夏のビアガーデンのBGM定番曲。ロック系セッションの定番曲でもあります。基本的にはマイナーブルースですが・・・
(歌詞は最下段に掲載)

和訳したものはあちこちのWebサイトに掲載されているので、ここではポイントだけ説明します。


ポイント1:Fleetwood Mac

Santanaの大ヒット曲として知られていますが、原曲はPeter GreenのいたFleetwood Mac。そして更に元ネタはOtis Rushの「All Your Love」というマイナーブルースだと言われています。更に更にEric ClaptonがThe Bluesbreakersで「All Your Love」をカバーしており、それにも影響を受けている、と。

いずれもブルースをルーツに、「ギターを泣かせる」ことの出来るギターヒーロー達。一音聴いただけでそれと分かる特徴的なトーンの持ち主で、官能的な演奏をする人達ばかり。

初期のFleetwood Macはざっくりと「ブルースロック」で括られてしまうこともありますが、最初期を除けばかなり早い時期にブルースの縛りを抜け出して、もっと幅広い曲を演奏していました。ずっと在籍していた2人のリズム隊の手堅い演奏力がそれを可能にしていましたね。原曲では不器用にラテンビートを表現しようとしていたのが聴けます。


ポイント2:マイナーブルース

ブルースのテーマって基本的に悲劇的な内容が多くて「女に逃げられた」「金も無い、職も無い」「ここからどこにも行けない」「雨降りが続いて洪水が起きた」という歌ばかり。特にマイナーブルースではそういう面が強調されます。歌も演奏も、聴き手の心に突き刺さる表現。ある意味では古典的です。演歌的とも言えます。

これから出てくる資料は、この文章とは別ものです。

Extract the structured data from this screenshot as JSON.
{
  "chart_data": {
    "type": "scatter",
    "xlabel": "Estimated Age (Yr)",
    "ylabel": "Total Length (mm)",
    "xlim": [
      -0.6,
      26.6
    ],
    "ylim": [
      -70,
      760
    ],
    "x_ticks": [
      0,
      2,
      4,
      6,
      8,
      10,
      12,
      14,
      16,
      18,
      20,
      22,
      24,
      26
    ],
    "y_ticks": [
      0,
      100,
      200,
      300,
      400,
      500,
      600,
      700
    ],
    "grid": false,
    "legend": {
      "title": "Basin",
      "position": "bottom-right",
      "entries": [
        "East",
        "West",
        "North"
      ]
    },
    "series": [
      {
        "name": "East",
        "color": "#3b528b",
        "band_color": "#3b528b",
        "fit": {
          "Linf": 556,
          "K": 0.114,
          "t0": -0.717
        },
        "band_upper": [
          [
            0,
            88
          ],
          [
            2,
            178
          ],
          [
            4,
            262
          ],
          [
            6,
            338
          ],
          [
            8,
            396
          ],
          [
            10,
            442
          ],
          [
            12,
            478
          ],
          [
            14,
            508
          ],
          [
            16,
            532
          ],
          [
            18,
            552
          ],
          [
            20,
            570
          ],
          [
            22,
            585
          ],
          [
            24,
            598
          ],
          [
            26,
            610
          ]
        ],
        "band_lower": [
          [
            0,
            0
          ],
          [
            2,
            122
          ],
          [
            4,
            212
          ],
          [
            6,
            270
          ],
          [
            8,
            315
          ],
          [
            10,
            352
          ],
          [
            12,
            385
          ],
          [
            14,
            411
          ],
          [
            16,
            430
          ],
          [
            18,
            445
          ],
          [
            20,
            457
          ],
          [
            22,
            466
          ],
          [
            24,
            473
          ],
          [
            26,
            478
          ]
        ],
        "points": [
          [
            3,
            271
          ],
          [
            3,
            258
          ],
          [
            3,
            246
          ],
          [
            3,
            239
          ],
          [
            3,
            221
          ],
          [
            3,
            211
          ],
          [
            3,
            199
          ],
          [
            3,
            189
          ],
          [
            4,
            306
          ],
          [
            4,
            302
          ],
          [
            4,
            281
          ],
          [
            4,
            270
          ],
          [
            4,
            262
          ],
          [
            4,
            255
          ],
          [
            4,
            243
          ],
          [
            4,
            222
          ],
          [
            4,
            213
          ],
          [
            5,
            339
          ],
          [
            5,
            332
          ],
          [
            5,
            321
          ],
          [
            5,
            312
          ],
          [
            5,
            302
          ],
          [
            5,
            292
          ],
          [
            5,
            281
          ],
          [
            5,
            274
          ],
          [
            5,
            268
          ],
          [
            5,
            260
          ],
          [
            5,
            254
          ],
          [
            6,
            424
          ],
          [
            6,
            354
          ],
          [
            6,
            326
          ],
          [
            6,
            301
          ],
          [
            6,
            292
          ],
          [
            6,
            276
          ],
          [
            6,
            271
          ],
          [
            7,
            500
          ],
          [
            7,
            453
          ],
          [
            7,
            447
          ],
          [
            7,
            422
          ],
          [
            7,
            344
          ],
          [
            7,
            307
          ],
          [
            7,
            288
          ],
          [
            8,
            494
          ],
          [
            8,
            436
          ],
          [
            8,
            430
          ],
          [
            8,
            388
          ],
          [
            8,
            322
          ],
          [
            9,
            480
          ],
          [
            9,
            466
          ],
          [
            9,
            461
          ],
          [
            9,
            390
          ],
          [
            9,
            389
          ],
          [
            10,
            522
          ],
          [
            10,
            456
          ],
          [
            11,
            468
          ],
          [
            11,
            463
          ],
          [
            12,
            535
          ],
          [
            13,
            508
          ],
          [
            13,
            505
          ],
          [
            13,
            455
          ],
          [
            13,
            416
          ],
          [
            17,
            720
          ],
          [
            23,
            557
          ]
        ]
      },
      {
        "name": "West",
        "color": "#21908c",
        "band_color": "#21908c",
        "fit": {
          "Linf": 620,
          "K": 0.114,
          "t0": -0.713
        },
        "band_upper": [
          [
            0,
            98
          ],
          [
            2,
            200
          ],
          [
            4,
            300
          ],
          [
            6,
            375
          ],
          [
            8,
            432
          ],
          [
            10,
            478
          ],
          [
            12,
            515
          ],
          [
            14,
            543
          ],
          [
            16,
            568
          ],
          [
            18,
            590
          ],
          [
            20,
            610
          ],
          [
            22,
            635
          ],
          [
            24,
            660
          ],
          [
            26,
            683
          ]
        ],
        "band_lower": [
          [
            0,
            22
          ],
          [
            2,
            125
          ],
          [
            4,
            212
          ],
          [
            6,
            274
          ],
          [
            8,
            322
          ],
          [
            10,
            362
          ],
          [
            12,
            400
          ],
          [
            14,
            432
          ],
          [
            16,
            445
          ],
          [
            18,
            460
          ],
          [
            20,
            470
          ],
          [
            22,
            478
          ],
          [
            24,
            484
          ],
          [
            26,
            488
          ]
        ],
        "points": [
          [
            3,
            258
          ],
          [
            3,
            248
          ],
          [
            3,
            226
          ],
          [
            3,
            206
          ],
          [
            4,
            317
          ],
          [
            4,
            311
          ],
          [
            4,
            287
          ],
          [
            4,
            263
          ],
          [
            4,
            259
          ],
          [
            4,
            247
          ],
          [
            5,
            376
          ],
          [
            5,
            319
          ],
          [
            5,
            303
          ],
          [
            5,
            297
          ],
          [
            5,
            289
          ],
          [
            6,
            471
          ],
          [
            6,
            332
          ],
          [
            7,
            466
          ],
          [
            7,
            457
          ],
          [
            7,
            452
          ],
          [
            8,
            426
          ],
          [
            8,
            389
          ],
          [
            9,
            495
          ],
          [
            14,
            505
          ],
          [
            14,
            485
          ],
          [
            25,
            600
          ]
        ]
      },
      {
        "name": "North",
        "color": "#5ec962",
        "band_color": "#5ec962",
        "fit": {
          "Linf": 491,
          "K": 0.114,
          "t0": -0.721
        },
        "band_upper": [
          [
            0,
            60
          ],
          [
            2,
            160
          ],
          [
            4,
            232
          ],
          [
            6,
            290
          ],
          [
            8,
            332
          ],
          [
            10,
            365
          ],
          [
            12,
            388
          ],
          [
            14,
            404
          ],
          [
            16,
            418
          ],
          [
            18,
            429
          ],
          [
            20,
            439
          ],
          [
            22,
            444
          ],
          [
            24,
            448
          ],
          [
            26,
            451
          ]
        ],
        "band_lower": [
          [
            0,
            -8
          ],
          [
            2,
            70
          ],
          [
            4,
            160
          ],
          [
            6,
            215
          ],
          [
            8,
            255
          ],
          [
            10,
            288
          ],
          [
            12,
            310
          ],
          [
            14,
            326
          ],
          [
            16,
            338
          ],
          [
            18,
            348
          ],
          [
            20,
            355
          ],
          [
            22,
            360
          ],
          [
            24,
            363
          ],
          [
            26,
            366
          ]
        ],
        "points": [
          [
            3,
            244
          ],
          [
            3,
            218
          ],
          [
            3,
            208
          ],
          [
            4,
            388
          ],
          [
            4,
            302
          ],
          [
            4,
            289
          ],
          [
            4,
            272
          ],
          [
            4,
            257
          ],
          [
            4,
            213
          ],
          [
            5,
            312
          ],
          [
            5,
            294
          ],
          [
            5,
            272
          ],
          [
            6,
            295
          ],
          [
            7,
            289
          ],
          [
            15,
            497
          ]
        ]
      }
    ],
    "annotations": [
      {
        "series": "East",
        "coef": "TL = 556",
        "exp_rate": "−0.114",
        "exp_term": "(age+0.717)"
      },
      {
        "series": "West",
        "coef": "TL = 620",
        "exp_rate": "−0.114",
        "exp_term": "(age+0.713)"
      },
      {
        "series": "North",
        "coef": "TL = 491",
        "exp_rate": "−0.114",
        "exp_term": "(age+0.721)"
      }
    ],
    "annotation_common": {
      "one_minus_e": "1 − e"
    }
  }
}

この曲はそれだけでは終わっていないのがポイントです。後述のリズムの工夫や新しい感覚の歌詞などで、一歩先に踏み出して、ちゃんと「ヒットする曲」になっています。

ポイント3:ルンバ

ブルースやジャズのリズムパターンとしてラテンのリズムを使う場合があります。この曲では「ルンバ」っぽいリズムが使われているのが特徴。それが歌詞の妖しさや情熱的な感じの表現を強調しています。

Fleetwood Macのバージョンではかなり強引なドラムとリズムギターで表現されていますが、Santanaの方はパーカッションのメンバーもいて、よりラテン色が強調されたアレンジになっています。

このラテンのリズムの話はとんでもなく奥が深くて、本格的なラテン音楽ファンの方の目も光っているので、迂闊なことは言えないのですが、ブルースやジャズのルーツである米国南部地域にはカリブ海系の移民も多くて、音楽的にはいつも繋がっていて、ふとした拍子に表面化してヒット曲の要素になるというのがずっと続いています。

「夏のビアガーデンのBGM」というイメージから少し深堀りして、演奏したり聴いたりしたいですね。


ポイント4:黒魔術の女

魅力的なタイトルだと思いませんか? Peter Greenのセンスが光りますよね。「魔性の女」は昔からあるブルースのテーマですが、そこを一歩踏み込んで魔術的な力と魅力のある謎の女を主人公にした、と。

Black Sabbathが1970年に黒魔術を前面に出したアルバムを発表する以前、1960年代にも「魔女」やら「黒魔術」をテーマにしたポピュラー音楽はありました。Peter Greenはそれをもっと洗練させて歌詞に取り入れたのです。

Got a black magic woman
Got me so blind I can't see
黒魔術の女だと分かっていても惹かれてしまい、盲目にされてしまう。

she's a black magic woman
She's tryin' to make a devil out of me
自分も(自分の中にあった)悪魔を呼び起こされてしまう。

ポイント5:リズムパターンの変化

後半部でリズムパターンとテンポを変えて速くしていくのは、まさに「All Your Love」のパクリ。Santanaの場合はGabor Szaboの「Gypsy Queen」という別の曲に繋げて、更に盛り上げる構成になっています。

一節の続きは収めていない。